For the observation model, we use Kalman Gain to determine whether the sensor can be trust or not.
\[
K_t^j=\bar\Sigma_tH_t^{jT}(H_t^j\bar\Sigma_tH_t^{jT}+R_t)^{-1}
\]
When \(R_t=0\), \(K_t^j=\bar\Sigma_tH_t^{jT}(H_t^j\bar\Sigma_tH_t^{jT}+R_t)^{-1}=(H_t^j)^{-1}\) which means we have a perfect sensor is noise free.
When \(R_t\to\infty\), \(K_t^j=\bar\Sigma_tH_t^{jT}(H_t^j\bar\Sigma_tH_t^{jT}+R_t)^{-1}\to0\) which means we won't believe the result of the horrible sensor.
In lab's case, I pick \(R_t=\begin{pmatrix}1.0*10^{-2} & 0 \\ 0 & 1.0*10^{-3}\end{pmatrix}\), which gave me a good performance.

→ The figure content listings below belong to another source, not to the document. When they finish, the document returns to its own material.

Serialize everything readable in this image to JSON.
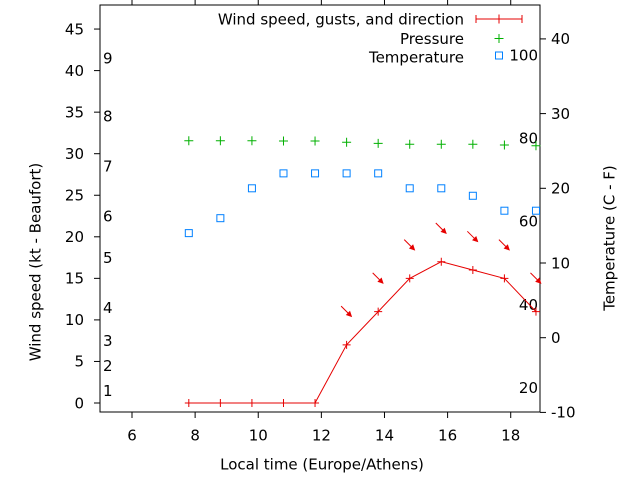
{
  "window": {
    "background": "#ffffff"
  },
  "colors": {
    "wind": "#e60000",
    "pressure": "#00b000",
    "temperature": "#0080ff",
    "axis": "#000000"
  },
  "chart_data": {
    "type": "line",
    "title": "",
    "xlabel": "Local time (Europe/Athens)",
    "ylabel_left": "Wind speed (kt - Beaufort)",
    "ylabel_right": "Temperature (C - F)",
    "grid": false,
    "legend": {
      "position": "top-right-inside",
      "entries": [
        "Wind speed, gusts, and direction",
        "Pressure",
        "Temperature"
      ]
    },
    "x_unit": "hour of day (decimal)",
    "x_range": [
      5,
      19
    ],
    "x_ticks": [
      6,
      8,
      10,
      12,
      14,
      16,
      18
    ],
    "y_left_range_kt": [
      0,
      45
    ],
    "y_left_ticks_kt": [
      0,
      5,
      10,
      15,
      20,
      25,
      30,
      35,
      40,
      45
    ],
    "beaufort_labels": [
      {
        "label": "1",
        "kt": 1
      },
      {
        "label": "2",
        "kt": 4
      },
      {
        "label": "3",
        "kt": 7
      },
      {
        "label": "4",
        "kt": 11
      },
      {
        "label": "5",
        "kt": 17
      },
      {
        "label": "6",
        "kt": 22
      },
      {
        "label": "7",
        "kt": 28
      },
      {
        "label": "8",
        "kt": 34
      },
      {
        "label": "9",
        "kt": 41
      }
    ],
    "y_right_range_c": [
      -10,
      40
    ],
    "y_right_ticks_c": [
      -10,
      0,
      10,
      20,
      30,
      40
    ],
    "fahrenheit_labels": [
      {
        "label": "100",
        "c": 37.78
      },
      {
        "label": "80",
        "c": 26.67
      },
      {
        "label": "60",
        "c": 15.56
      },
      {
        "label": "40",
        "c": 4.44
      },
      {
        "label": "20",
        "c": -6.67
      }
    ],
    "x_hours": [
      7.8,
      8.8,
      9.8,
      10.8,
      11.8,
      12.8,
      13.8,
      14.8,
      15.8,
      16.8,
      17.8,
      18.8
    ],
    "series": [
      {
        "name": "Wind speed, gusts, and direction",
        "axis": "left-kt",
        "marker": "plus-with-line",
        "color_key": "wind",
        "wind_kt": [
          0,
          0,
          0,
          0,
          0,
          7,
          11,
          15,
          17,
          16,
          15,
          11
        ],
        "gust_kt": [
          null,
          null,
          null,
          null,
          null,
          11,
          15,
          19,
          21,
          20,
          19,
          15
        ],
        "gust_arrow_angle_deg_screen": 45,
        "wind_from_direction": "NW"
      },
      {
        "name": "Pressure",
        "axis": "unlabeled (plotted position read on right C axis)",
        "marker": "plus",
        "color_key": "pressure",
        "y_position_c_equiv": [
          26.37,
          26.37,
          26.37,
          26.33,
          26.33,
          26.16,
          26.02,
          25.89,
          25.89,
          25.89,
          25.8,
          25.7
        ]
      },
      {
        "name": "Temperature",
        "axis": "right-c",
        "marker": "open-square",
        "color_key": "temperature",
        "temp_c": [
          14,
          16,
          20,
          22,
          22,
          22,
          22,
          20,
          20,
          19,
          17,
          17
        ]
      }
    ]
  }
}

Although we don't have a gain or some other things to describe the affect of noise in control input model explicitly, the affect of the \(Q_t\) to the control input is also intuitively. It would some case decrease the belief of the variable, leads to approximating a slightly different gaussian model. I suppose the control input noise is not so significantly to the system. I randomly pick up 100 as the value of the diagnols, which is \(Q_t=\begin{pmatrix}100 & 0 \\ 0 & 100\end{pmatrix}\)

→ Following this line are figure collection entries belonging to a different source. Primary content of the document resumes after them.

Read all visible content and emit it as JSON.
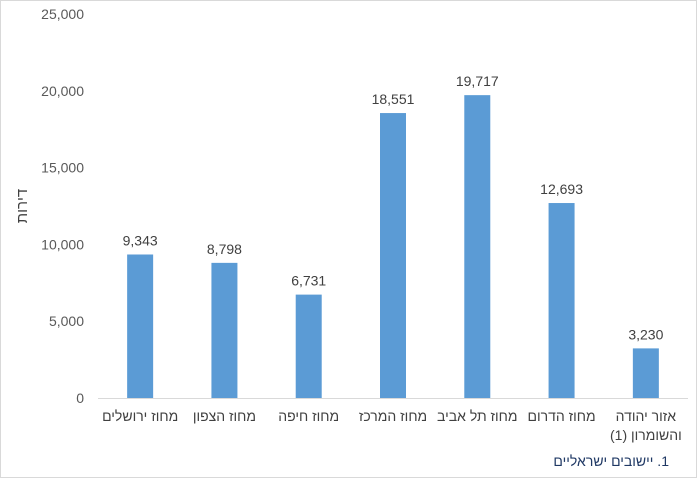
{
  "chart_data": {
    "type": "bar",
    "categories": [
      "מחוז ירושלים",
      "מחוז הצפון",
      "מחוז חיפה",
      "מחוז המרכז",
      "מחוז תל אביב",
      "מחוז הדרום",
      "אזור יהודה\nוהשומרון (1)"
    ],
    "values": [
      9343,
      8798,
      6731,
      18551,
      19717,
      12693,
      3230
    ],
    "data_labels": [
      "9,343",
      "8,798",
      "6,731",
      "18,551",
      "19,717",
      "12,693",
      "3,230"
    ],
    "ylabel": "דירות",
    "ylim": [
      0,
      25000
    ],
    "y_ticks": [
      "0",
      "5,000",
      "10,000",
      "15,000",
      "20,000",
      "25,000"
    ],
    "bar_color": "#5b9bd5",
    "grid": false,
    "legend": "none"
  },
  "footnote": "1. יישובים ישראליים"
}
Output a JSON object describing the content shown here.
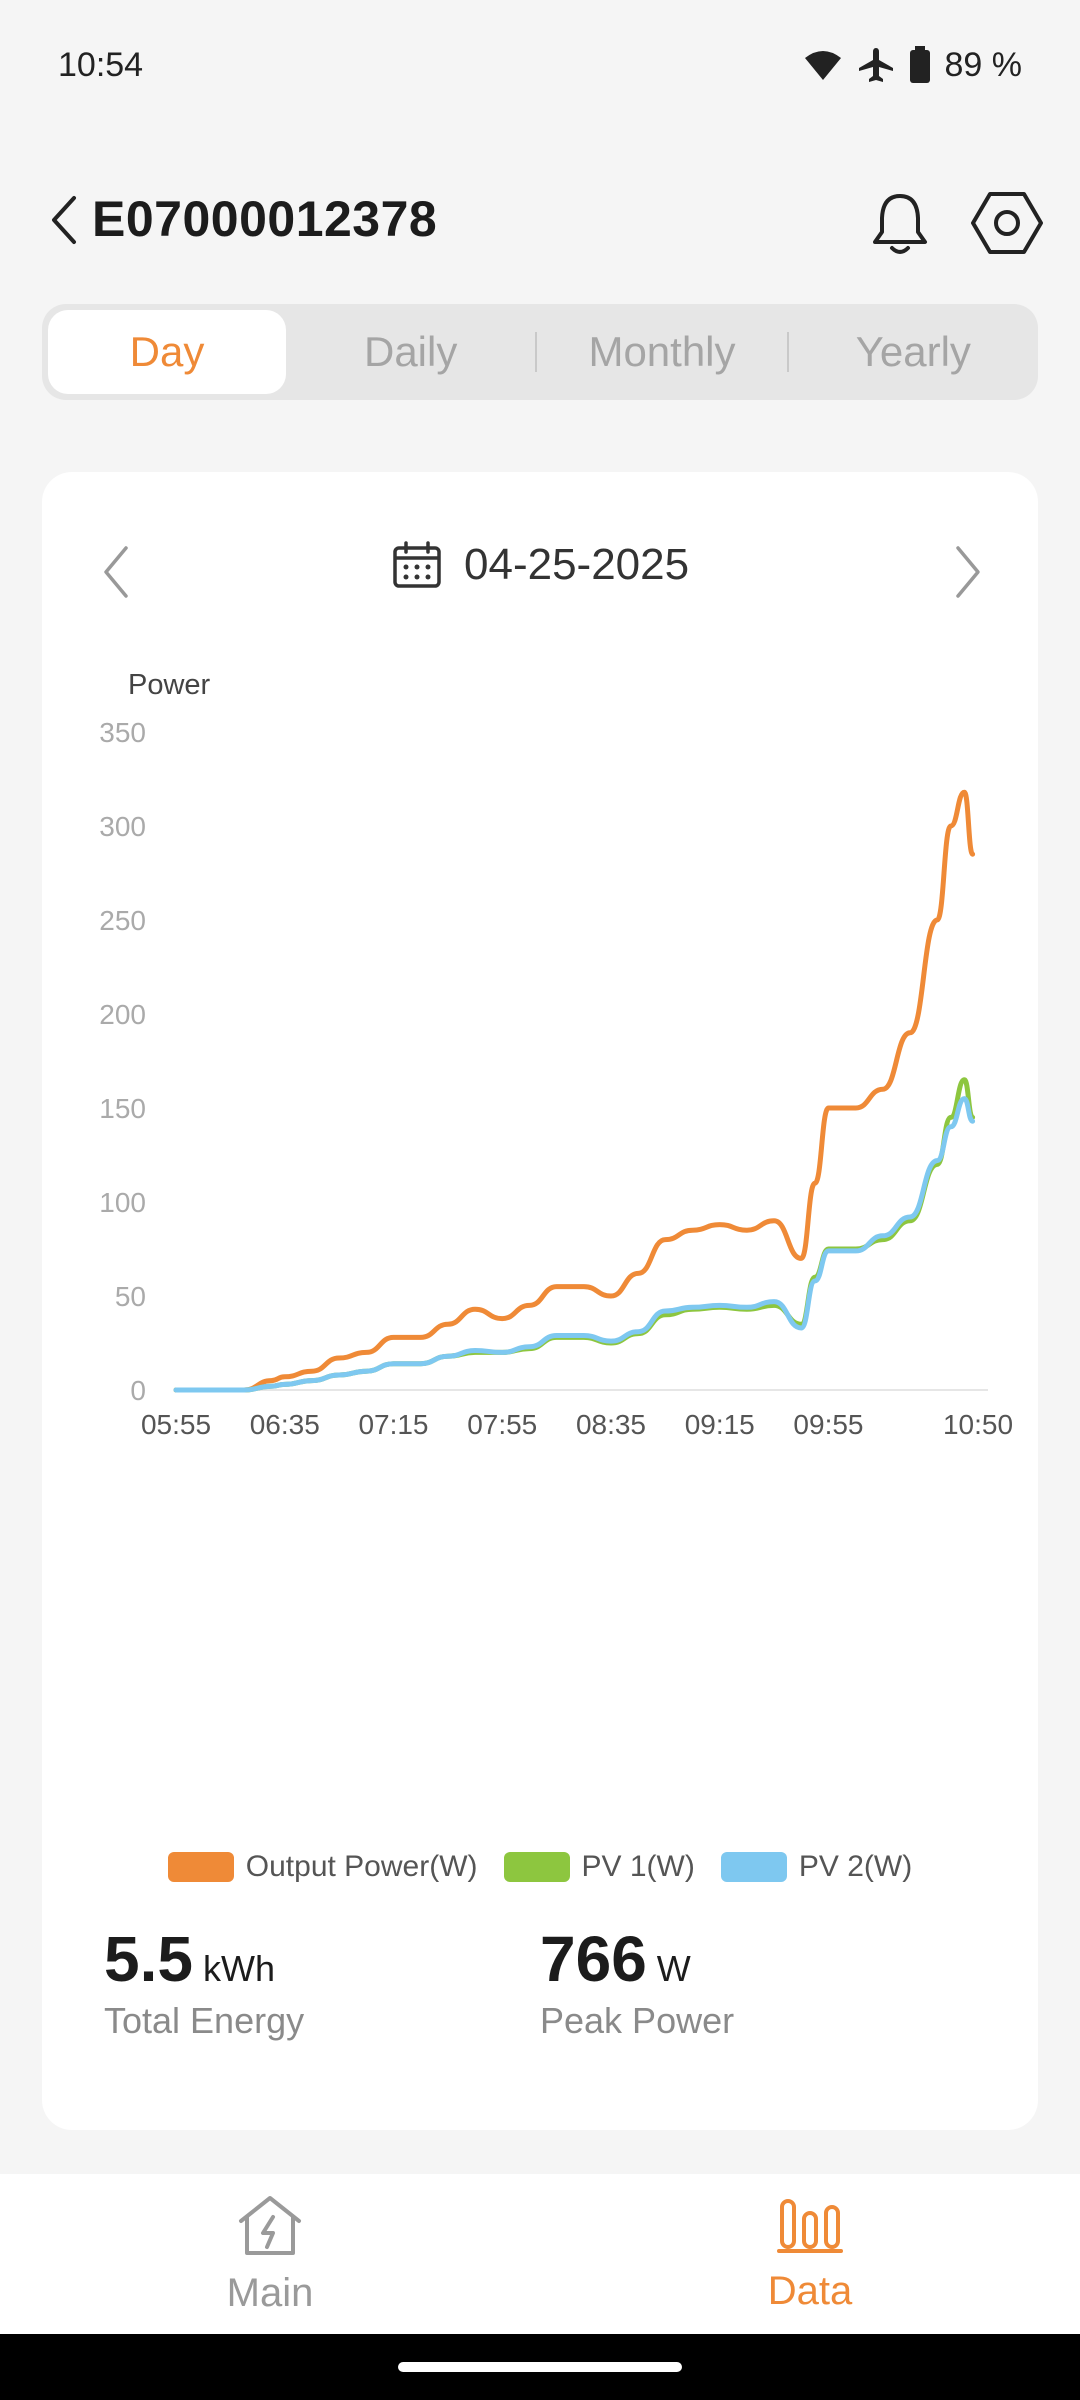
{
  "status_bar": {
    "time": "10:54",
    "battery": "89 %"
  },
  "header": {
    "device_id": "E07000012378"
  },
  "tabs": [
    {
      "label": "Day",
      "active": true
    },
    {
      "label": "Daily",
      "active": false
    },
    {
      "label": "Monthly",
      "active": false
    },
    {
      "label": "Yearly",
      "active": false
    }
  ],
  "date_nav": {
    "date": "04-25-2025"
  },
  "chart_data": {
    "type": "line",
    "ylabel": "Power",
    "ylim": [
      0,
      350
    ],
    "y_ticks": [
      "350",
      "300",
      "250",
      "200",
      "150",
      "100",
      "50",
      "0"
    ],
    "x_ticks": [
      "05:55",
      "06:35",
      "07:15",
      "07:55",
      "08:35",
      "09:15",
      "09:55",
      "10:50"
    ],
    "x": [
      "05:55",
      "06:20",
      "06:30",
      "06:35",
      "06:45",
      "06:55",
      "07:05",
      "07:15",
      "07:25",
      "07:35",
      "07:45",
      "07:55",
      "08:05",
      "08:15",
      "08:25",
      "08:35",
      "08:45",
      "08:55",
      "09:05",
      "09:15",
      "09:25",
      "09:35",
      "09:45",
      "09:50",
      "09:55",
      "10:05",
      "10:15",
      "10:25",
      "10:35",
      "10:40",
      "10:45",
      "10:48"
    ],
    "series": [
      {
        "name": "Output Power(W)",
        "color": "#ef8a37",
        "values": [
          0,
          0,
          5,
          7,
          10,
          17,
          20,
          28,
          28,
          35,
          43,
          38,
          45,
          55,
          55,
          50,
          62,
          80,
          85,
          88,
          85,
          90,
          70,
          110,
          150,
          150,
          160,
          190,
          250,
          300,
          318,
          285
        ]
      },
      {
        "name": "PV 1(W)",
        "color": "#8dc63f",
        "values": [
          0,
          0,
          2,
          3,
          5,
          8,
          10,
          14,
          14,
          18,
          20,
          20,
          22,
          28,
          28,
          25,
          30,
          40,
          43,
          44,
          43,
          45,
          35,
          60,
          75,
          75,
          80,
          90,
          120,
          145,
          165,
          145
        ]
      },
      {
        "name": "PV 2(W)",
        "color": "#7ec8f0",
        "values": [
          0,
          0,
          2,
          3,
          5,
          8,
          10,
          14,
          14,
          18,
          21,
          20,
          23,
          29,
          29,
          26,
          31,
          42,
          44,
          45,
          44,
          47,
          33,
          58,
          74,
          74,
          82,
          92,
          122,
          140,
          155,
          143
        ]
      }
    ],
    "legend_position": "bottom",
    "grid": false
  },
  "legend": [
    {
      "label": "Output Power(W)",
      "color": "#ef8a37"
    },
    {
      "label": "PV 1(W)",
      "color": "#8dc63f"
    },
    {
      "label": "PV 2(W)",
      "color": "#7ec8f0"
    }
  ],
  "stats": {
    "total_energy": {
      "value": "5.5",
      "unit": "kWh",
      "label": "Total Energy"
    },
    "peak_power": {
      "value": "766",
      "unit": "W",
      "label": "Peak Power"
    }
  },
  "bottom_nav": [
    {
      "label": "Main",
      "active": false
    },
    {
      "label": "Data",
      "active": true
    }
  ],
  "colors": {
    "accent": "#ef8a37",
    "inactive": "#9a9a9a"
  }
}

As image shown above, an improper noise covariance matrix may lead to a little bit mess.
Beta
As we all know, EKF SLAM build the correspondence for the closest pair of feature and landmark. Hence, we need to find a proper threshold to distinguish whether the feature is a new landmark or not. A too large threshold will make the system insensitive to establishing new landmarks, while a too small threshold will make the system too sensitive to establishing new landmarks. A good way to get the proper threshold is printing out the distance matrix, and then find that specific value to classify the distance into two groups. That's how I do so, and I eventually pick 4.0
Above image shows the case that new landmarks were not be recognized well, because of a too big threshold, which two new landmarks correspond to a same already-known landmark, leading the EKF SLAM goes wrong in this case. But then it actually worked, although there are some vibrations in that specific case until it gets to another special location.

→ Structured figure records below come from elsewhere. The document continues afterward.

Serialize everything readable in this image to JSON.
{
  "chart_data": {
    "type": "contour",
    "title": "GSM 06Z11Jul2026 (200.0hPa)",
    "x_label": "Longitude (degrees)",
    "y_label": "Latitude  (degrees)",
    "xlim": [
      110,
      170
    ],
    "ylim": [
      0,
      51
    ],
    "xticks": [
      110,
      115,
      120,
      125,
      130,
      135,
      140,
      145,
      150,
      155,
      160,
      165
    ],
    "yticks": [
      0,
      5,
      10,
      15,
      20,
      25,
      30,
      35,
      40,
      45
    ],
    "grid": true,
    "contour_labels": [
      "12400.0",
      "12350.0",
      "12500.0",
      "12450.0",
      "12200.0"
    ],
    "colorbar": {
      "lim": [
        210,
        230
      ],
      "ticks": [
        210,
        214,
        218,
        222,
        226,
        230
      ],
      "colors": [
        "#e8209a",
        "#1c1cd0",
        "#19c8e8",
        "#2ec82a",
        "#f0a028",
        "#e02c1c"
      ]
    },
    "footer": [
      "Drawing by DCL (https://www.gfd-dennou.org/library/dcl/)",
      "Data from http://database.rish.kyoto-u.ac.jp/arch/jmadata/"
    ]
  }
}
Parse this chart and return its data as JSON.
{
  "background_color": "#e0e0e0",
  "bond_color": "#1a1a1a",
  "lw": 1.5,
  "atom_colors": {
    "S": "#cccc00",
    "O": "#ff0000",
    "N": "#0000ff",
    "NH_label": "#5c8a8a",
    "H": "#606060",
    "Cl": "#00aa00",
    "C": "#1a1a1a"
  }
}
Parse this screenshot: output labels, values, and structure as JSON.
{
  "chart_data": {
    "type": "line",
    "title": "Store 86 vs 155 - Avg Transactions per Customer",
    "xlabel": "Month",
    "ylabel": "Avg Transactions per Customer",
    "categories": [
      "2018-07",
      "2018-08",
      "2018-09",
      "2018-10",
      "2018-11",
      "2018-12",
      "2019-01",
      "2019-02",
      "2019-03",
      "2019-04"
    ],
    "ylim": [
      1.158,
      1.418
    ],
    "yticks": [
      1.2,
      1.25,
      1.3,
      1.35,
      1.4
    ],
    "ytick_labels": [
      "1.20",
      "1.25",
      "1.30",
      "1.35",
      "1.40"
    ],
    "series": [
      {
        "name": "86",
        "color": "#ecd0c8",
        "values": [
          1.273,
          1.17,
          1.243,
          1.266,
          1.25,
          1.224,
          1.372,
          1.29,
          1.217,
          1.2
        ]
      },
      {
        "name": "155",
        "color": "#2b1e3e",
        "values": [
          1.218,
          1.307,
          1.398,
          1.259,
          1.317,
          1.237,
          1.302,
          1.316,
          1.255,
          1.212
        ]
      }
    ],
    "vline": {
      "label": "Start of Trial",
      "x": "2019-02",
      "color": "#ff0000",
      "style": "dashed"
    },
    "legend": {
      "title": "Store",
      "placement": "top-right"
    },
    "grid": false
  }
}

In this special location, because of the previous vibration, some landmarks were wrongly attended to the state vector and the covariance matrix. Next time the robot matches the observed features and landmarks, there is a new feature's distance to the wrong-existing landmark lower than the threshold. Hence, the filter corresponds to them as a pair rather than adding a new landmark to the system, which leads to not converging. This is also what we don't expect from the steady filter. So we need to adjust the threshold smarter.
Gamma
Finally it works, with \(R_t=\begin{pmatrix}1.0*10^{-2} & 0 \\ 0 & 1.0*10^{-3}\end{pmatrix}\), \(Q_t=\begin{pmatrix}100 & 0 \\ 0 & 100\end{pmatrix}\), and \(\delta_{d}=4.0\)